Methods: Forty-one KTR given cyclosporine (n=18) or tacrolimus (n=23) were followed up every week during 1 month, then every month during 11 months, by measuring the patient's whole blood ability to inhibit interleukin-2 (IL-2) gene transcription and by measuring the patient's intracellular T-cell IL-2, interferon-gamma (IFN-gamma), and tumor necrosis factor-alpha (TNF-alpha) production in response to polyclonal activation.

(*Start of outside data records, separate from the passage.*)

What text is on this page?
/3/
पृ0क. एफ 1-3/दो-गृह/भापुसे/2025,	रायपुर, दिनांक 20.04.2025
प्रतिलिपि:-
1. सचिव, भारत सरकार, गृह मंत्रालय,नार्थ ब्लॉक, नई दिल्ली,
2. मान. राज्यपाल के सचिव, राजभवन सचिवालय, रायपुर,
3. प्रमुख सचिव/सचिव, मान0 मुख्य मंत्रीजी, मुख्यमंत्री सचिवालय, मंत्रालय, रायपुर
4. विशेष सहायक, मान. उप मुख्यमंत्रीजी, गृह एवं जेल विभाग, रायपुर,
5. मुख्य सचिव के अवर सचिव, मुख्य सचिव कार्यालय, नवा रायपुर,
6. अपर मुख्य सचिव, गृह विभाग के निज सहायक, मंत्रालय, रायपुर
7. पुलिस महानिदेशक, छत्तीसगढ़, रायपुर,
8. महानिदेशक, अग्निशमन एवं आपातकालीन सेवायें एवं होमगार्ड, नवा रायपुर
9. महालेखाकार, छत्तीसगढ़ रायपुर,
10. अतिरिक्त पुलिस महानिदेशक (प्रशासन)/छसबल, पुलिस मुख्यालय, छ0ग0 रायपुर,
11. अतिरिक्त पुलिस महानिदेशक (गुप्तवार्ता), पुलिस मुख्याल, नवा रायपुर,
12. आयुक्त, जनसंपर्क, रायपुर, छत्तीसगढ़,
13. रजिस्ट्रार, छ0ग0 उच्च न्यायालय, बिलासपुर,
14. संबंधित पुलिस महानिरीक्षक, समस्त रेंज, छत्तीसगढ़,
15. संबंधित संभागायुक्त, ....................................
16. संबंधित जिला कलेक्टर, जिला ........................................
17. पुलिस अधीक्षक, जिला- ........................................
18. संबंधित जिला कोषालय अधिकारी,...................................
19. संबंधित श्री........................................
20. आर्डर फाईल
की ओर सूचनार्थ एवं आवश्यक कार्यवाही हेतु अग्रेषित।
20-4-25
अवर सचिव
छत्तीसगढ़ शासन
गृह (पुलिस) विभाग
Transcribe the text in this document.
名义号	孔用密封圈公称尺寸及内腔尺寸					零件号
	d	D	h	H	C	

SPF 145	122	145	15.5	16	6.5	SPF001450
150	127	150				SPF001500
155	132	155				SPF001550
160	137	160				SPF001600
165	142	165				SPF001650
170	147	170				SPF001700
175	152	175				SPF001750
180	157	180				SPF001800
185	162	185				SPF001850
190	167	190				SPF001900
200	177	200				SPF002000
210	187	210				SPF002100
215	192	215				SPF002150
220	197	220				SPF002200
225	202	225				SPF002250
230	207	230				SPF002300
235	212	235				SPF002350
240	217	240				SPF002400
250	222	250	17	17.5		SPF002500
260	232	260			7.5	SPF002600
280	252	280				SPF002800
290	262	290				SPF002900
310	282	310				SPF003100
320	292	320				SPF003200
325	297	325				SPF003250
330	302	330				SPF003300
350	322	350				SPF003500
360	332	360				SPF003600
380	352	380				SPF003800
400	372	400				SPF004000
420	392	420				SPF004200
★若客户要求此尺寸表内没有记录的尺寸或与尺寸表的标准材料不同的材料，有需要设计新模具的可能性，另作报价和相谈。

Results: Cytomegalovirus infection or disease occurred in 19 patients and was significantly associated with CMV serological status D+R- and D+R+ (HR=19.6 and 6.6, respectively, P=0.0001). Immunosuppressive treatment was associated with a long-lasting decrease of all cytokines produced by the patient's T-cells. However, none of these assays taken separately at any of the time points of the follow-up allowed to predict the occurrence of a subsequent CMV infection. We only observed a weak association between cumulative low levels of the percentage of TNF-alpha producing CD8+ T cells before CMV infection and its occurrence just afterwards (HR=1.39 for 1000 unit lower, P=0.04). However, this association did not remain significant after adjustment for CMV serological status.
Conclusions: This study suggests that immunological monitoring is not better than CNI whole blood levels for diagnosis of overimmunosuppression-induced CMV infection in KTR.